On the Redundancy in Deep Learning

Huang Gao
Postdoctoral Reearcher, Department of Computer Science
Cornell University
SERC 306
Wednesday, February 21, 2018 - 11:00
As one of the most representative techniques in artificial intelligence, deep learning has been widely used for computer vision, natural language processing, robotics, etc. On specific tasks, it has achieved or even surpassed human-level performance. However, the strong generalization ability of deep learning has not been well understood by the community, as traditional learning theory does not apply to modern neural networks, whose number of learnable parameters far exceed the size of the training set. Why can the over-parameterized neural networks still generalize well? A principled answer to this question would not only help increase the understanding of deep learning, but also lead to more efficient and elegant model architecture design.
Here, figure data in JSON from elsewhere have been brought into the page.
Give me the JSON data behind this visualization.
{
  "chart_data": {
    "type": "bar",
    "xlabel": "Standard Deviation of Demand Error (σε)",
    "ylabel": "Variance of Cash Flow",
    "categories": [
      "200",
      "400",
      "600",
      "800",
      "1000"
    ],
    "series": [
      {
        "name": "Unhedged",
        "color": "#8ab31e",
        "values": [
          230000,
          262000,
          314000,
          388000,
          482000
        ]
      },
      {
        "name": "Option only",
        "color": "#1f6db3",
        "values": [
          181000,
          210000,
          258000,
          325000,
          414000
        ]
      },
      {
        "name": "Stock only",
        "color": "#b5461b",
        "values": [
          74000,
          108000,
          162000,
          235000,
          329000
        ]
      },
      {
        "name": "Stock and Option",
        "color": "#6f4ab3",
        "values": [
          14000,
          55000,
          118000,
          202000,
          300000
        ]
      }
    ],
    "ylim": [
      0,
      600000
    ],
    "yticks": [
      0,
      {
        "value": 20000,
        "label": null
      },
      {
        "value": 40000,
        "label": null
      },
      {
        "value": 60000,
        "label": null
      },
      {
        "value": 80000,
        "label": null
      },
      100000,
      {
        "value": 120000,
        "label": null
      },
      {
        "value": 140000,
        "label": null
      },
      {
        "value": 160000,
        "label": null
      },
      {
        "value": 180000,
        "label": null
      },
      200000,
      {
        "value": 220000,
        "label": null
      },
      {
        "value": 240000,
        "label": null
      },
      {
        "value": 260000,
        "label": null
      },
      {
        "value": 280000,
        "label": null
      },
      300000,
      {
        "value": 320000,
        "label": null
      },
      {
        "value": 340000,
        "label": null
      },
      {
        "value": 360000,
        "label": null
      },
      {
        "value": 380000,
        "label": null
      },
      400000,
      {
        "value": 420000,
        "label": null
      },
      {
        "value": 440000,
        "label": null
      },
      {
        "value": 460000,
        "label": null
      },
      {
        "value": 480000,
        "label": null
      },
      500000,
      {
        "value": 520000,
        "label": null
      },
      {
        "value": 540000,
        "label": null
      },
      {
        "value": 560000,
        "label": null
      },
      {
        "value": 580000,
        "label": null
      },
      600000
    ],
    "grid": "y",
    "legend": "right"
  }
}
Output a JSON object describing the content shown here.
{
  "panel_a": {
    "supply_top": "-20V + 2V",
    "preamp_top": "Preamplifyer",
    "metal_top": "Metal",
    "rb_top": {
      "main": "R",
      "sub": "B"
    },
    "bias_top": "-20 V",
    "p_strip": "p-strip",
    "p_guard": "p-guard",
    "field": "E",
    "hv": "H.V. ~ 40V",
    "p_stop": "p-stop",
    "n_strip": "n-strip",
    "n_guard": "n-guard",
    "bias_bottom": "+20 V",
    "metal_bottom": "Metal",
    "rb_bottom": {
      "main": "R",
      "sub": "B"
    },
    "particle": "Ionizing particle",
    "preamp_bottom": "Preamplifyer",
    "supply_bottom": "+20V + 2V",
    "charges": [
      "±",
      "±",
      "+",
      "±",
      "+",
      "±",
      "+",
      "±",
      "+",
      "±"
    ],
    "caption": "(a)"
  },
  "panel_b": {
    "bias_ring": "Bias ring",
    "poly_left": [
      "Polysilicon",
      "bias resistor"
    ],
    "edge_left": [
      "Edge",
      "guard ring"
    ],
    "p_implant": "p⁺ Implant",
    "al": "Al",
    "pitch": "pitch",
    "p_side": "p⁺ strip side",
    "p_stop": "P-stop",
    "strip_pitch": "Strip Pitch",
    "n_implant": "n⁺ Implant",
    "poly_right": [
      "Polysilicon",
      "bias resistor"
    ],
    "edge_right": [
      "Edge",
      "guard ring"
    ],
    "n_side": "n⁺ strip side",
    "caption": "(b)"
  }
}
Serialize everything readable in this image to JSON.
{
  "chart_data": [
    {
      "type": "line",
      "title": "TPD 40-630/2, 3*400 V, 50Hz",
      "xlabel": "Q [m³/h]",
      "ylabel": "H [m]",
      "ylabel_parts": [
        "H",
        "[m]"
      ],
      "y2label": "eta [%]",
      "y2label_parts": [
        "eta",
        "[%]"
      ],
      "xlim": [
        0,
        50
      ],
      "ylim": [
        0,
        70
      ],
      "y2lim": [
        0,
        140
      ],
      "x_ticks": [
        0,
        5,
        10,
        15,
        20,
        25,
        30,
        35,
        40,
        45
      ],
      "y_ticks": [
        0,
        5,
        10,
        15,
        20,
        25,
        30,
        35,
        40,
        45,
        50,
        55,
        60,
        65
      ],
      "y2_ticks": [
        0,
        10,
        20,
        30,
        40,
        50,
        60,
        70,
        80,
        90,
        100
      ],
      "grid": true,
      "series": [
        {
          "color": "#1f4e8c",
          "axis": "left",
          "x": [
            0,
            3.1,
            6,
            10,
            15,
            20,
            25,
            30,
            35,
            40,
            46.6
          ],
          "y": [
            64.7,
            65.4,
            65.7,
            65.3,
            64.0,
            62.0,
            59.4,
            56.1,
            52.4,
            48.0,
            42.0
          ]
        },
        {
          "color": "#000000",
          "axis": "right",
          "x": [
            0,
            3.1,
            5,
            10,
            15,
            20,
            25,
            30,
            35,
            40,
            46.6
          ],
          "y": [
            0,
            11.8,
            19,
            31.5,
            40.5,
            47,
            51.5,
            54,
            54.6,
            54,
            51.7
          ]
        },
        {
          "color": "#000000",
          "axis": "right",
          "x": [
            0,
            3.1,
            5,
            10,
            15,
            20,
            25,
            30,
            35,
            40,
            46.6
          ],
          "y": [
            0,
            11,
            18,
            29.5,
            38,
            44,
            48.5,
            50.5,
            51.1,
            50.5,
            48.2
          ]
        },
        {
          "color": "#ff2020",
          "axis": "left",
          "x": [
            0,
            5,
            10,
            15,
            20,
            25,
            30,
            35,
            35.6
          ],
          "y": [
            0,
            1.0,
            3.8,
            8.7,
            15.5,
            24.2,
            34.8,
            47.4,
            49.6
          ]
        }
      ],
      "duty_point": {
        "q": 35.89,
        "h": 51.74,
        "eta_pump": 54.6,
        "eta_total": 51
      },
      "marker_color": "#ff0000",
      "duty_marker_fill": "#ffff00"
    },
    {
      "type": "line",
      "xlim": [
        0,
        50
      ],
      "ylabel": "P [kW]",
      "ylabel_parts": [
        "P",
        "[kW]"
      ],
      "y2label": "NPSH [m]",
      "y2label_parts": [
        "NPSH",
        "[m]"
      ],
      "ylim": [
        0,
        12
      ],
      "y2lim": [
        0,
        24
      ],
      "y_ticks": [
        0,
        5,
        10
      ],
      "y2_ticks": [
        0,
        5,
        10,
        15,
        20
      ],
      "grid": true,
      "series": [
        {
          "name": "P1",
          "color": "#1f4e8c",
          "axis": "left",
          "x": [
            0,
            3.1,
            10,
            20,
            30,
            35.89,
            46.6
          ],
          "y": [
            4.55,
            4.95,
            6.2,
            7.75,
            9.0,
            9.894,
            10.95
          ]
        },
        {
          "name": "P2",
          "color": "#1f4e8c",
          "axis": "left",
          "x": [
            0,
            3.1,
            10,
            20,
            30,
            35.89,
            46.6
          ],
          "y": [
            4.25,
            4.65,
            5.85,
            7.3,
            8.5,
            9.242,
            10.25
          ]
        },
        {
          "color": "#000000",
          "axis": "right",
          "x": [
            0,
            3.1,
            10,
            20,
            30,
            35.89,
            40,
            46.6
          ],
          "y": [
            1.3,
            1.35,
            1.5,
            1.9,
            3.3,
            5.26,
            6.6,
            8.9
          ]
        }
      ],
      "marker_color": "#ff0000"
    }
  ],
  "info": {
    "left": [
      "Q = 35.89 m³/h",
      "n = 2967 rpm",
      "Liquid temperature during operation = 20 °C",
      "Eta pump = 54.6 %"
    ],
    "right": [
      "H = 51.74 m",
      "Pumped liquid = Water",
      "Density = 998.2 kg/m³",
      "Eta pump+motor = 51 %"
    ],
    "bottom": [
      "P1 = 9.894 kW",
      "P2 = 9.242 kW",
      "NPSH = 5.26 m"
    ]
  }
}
In this talk, I will show that deep networks have considerable parameter redundancy, which means although they are parameterized with millions of parameters, they may not use them effectively. I will first introduce a simple algorithm that reveals the parameter redundancy in deep networks and show that redundancy indeed helps improve generalization. From the practical viewpoint, redundancy is problematic as it increases computational cost. I will then present a novel network architecture which has high efficiency and strong generalization ability by design. Finally, I will introduce an adaptive evaluation method that reduces redundant computation for each individual sample.